Dr. Miller responds:

Gary Rosenberg is correct. I have learned an important lesson in systematic biology, which I have also conveyed to my students. Ignorance is not an excuse, but it is part of the explanation; I have always understood that an abstract—especially an abstract of a poster—was not a publication. But the ICZN is clear that if the abstract is published in a form that can be referenced and cited, then it counts. I immediately contacted the editor of the reviewing journal about the situation.

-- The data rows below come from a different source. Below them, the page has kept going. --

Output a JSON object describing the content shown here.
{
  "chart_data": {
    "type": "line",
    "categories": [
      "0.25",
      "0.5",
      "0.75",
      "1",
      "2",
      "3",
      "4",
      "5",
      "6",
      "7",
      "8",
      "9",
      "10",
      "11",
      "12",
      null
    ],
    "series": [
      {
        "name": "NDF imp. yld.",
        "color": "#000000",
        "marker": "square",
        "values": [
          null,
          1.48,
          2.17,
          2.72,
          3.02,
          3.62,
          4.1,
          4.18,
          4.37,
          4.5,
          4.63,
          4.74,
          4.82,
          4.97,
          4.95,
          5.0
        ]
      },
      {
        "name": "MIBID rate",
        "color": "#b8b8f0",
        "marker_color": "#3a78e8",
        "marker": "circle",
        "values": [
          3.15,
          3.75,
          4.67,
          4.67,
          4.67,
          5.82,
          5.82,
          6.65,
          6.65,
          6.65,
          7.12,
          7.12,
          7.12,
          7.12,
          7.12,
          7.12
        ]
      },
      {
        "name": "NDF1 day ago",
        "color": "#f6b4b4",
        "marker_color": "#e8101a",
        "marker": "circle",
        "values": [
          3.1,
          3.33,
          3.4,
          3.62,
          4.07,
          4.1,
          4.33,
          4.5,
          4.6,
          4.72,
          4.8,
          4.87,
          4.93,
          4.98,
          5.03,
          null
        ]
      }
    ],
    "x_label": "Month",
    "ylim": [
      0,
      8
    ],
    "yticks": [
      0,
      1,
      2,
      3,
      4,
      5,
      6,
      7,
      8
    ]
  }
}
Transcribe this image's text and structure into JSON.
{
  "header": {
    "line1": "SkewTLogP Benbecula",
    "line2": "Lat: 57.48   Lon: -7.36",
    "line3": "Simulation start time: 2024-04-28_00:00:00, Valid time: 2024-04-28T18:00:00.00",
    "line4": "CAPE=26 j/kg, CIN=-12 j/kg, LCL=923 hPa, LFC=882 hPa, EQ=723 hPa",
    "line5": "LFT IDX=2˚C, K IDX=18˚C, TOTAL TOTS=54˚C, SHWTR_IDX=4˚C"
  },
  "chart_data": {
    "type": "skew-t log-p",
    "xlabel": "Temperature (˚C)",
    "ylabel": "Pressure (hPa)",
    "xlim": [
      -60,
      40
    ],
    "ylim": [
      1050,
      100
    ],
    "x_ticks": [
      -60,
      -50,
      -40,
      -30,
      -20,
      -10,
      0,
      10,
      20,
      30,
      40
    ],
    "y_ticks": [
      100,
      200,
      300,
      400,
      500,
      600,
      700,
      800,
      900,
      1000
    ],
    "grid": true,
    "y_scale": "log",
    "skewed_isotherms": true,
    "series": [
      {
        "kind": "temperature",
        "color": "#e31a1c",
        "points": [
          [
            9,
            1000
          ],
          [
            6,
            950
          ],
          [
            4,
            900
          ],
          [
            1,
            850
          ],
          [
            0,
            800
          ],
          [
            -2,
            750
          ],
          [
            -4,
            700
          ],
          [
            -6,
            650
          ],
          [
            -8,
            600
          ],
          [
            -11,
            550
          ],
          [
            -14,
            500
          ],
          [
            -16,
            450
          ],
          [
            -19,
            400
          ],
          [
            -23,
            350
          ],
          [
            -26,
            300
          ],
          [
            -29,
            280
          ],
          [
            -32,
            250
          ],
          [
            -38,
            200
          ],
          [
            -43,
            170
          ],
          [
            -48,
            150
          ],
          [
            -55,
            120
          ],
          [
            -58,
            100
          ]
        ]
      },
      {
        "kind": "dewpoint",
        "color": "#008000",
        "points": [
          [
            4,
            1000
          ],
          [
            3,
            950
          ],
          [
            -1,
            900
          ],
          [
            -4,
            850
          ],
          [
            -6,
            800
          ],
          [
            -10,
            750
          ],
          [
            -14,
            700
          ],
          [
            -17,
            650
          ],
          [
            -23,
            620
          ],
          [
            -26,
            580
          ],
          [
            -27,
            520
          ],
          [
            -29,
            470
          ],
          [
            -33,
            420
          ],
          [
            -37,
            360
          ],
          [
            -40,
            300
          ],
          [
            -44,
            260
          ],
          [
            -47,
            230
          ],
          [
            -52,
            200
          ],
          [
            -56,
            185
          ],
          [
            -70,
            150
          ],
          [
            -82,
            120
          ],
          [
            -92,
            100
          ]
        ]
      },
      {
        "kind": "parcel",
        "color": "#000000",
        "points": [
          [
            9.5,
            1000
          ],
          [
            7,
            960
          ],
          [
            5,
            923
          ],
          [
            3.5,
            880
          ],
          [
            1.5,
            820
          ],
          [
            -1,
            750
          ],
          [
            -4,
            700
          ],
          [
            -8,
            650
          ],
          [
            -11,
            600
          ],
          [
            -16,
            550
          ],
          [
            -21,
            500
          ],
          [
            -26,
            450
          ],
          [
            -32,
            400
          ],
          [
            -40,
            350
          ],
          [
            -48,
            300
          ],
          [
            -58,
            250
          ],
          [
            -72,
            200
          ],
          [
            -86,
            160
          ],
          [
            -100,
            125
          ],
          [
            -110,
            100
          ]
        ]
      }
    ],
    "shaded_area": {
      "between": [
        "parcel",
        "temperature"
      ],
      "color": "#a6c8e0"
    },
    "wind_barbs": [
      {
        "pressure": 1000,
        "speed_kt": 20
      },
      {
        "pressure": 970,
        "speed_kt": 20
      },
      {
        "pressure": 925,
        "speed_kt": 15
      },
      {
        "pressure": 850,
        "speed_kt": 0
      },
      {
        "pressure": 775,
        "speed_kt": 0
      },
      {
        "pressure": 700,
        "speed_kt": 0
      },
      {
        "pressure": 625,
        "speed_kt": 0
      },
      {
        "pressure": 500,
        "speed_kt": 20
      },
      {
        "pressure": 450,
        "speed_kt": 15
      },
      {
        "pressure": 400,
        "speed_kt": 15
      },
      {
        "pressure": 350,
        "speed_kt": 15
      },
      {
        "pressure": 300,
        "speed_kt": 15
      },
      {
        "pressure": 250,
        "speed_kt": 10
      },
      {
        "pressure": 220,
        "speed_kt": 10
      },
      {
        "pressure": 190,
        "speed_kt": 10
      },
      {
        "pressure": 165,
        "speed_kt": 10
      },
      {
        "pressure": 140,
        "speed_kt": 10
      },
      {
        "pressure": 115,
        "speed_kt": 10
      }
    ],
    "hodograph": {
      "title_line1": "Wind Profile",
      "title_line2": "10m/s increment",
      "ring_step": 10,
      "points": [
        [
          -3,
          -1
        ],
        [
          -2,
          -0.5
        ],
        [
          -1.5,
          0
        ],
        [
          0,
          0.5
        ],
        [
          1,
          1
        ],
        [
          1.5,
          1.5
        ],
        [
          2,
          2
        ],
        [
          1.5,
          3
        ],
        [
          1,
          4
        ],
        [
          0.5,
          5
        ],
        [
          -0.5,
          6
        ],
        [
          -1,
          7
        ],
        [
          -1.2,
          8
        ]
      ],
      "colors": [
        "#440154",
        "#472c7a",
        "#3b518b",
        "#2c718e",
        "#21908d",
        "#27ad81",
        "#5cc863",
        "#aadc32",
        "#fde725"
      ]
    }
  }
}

My coauthor Ms. Schulte and I will adjust the manuscript to reflect the prior use and correct history of the name. I thank Dr. Rosenberg for reading my article and for his contribution to my understanding of the process of describing new organisms.


Editors’ note: The editors, too, overlooked this lapse in nomenclatural procedure. We regret any complications that the American Scientist article may cause for the publication of the genus name in a peer-reviewed journal.